Earlier this week, the legalization of sports betting in the state of Arizona came closer to a done deal.
On Monday the Arizona Department of Gaming continued public debate on draft sports betting rules. The main areas of debate at the meeting included the number of allowable betting skins, license fees, the tax rate of sports betting, and the allocation of licenses. The Department of Gaming set a deadline for written comment on the draft rules on 11:59 p.m. on June 21.
How close is Arizona sports betting to reality?
A brief comment period will then follow after the comments are taken into considerations and any changes are made to the draft rules. With the meetings moving along at a brisk pace, Arizona law makers expect to meet their planned launch date of September 9 for sports betting.
Under legislation already passed during the spring session, 10 sports betting licenses will be allocated to the state’s 22 native tribes and 10 licenses will be allocated to the state’s professional sports teams and venues. With only 10 licenses available for the native tribes the state must come up with a way to fairly allocated them.

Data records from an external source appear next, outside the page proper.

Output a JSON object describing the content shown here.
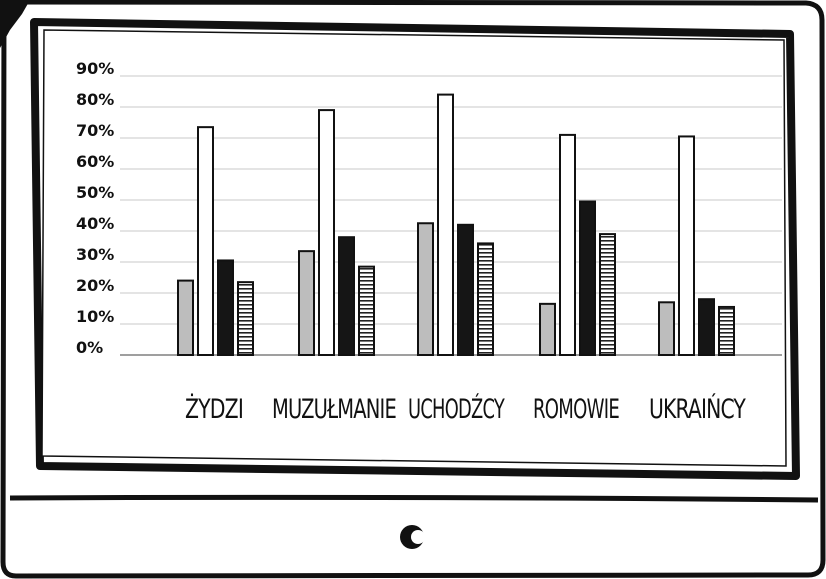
{
  "colors": {
    "frame": "#111111",
    "gray_bar": "#bdbdbd",
    "white_bar": "#ffffff",
    "black_bar": "#151515",
    "striped_bar": "#ffffff",
    "gridline": "#c8c8c8"
  },
  "icons": {
    "button": "crescent-button-icon"
  },
  "chart_data": {
    "type": "bar",
    "title": "",
    "xlabel": "",
    "ylabel": "",
    "ylim": [
      0,
      90
    ],
    "yticks": [
      "0%",
      "10%",
      "20%",
      "30%",
      "40%",
      "50%",
      "60%",
      "70%",
      "80%",
      "90%"
    ],
    "ytick_values": [
      0,
      10,
      20,
      30,
      40,
      50,
      60,
      70,
      80,
      90
    ],
    "grid": true,
    "categories": [
      "ŻYDZI",
      "MUZUŁMANIE",
      "UCHODŹCY",
      "ROMOWIE",
      "UKRAIŃCY"
    ],
    "series": [
      {
        "values": [
          24,
          33.5,
          42.5,
          16.5,
          17
        ],
        "fill": "gray"
      },
      {
        "values": [
          73.5,
          79,
          84,
          71,
          70.5
        ],
        "fill": "white"
      },
      {
        "values": [
          30.5,
          38,
          42,
          49.5,
          18
        ],
        "fill": "black"
      },
      {
        "values": [
          23.5,
          28.5,
          36,
          39,
          15.5
        ],
        "fill": "striped"
      }
    ]
  }
}
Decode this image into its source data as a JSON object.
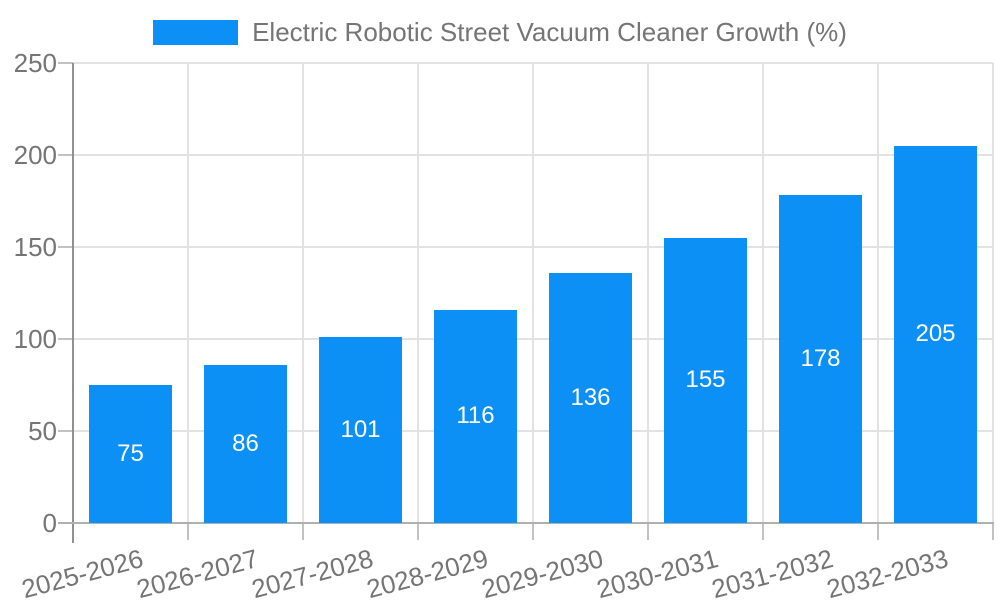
{
  "chart_data": {
    "type": "bar",
    "title": "Electric Robotic Street Vacuum Cleaner Growth (%)",
    "categories": [
      "2025-2026",
      "2026-2027",
      "2027-2028",
      "2028-2029",
      "2029-2030",
      "2030-2031",
      "2031-2032",
      "2032-2033"
    ],
    "values": [
      75,
      86,
      101,
      116,
      136,
      155,
      178,
      205
    ],
    "bar_value_labels": [
      "75",
      "86",
      "101",
      "116",
      "136",
      "155",
      "178",
      "205"
    ],
    "xlabel": "",
    "ylabel": "",
    "ylim": [
      0,
      250
    ],
    "yticks": [
      0,
      50,
      100,
      150,
      200,
      250
    ],
    "grid": true,
    "legend_position": "top-center",
    "x_label_rotation_deg": -15,
    "colors": {
      "bar": "#0d90f5",
      "grid": "#e2e2e2",
      "axis_y": "#909090",
      "axis_x": "#b0b0b0",
      "tick": "#c2c2c2",
      "text": "#757575",
      "bar_label": "#ffffff",
      "background": "#ffffff"
    }
  }
}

Judging by the discussions held at this week’s meeting each license holder will likely receive only one sports betting skin. This would likely work well or most of the state’s professional sports teams who have already partnered with a sportsbook operator.
For example, the Arizona Cardinals have signed a partnership with FanDuel Sportsbook, while the Arizona Diamondbacks have announced a partnership with Caesars Sportsbook. It is believed these operators are already hard at work preparing for the planned launch date.
If no problems emerge on the way to the expected launch date of September 9 Arizona will become one of the fastest states to launch sports betting following its legalization. The bill legalizing sports betting in the state, HB 2772, passed on April 12.
Gov. Doug Ducey signed the bill into law on April 15, along with the newly expanded tribal gaming compact. This new compact received the necessary approval from the Federal Department of the interior on May 24.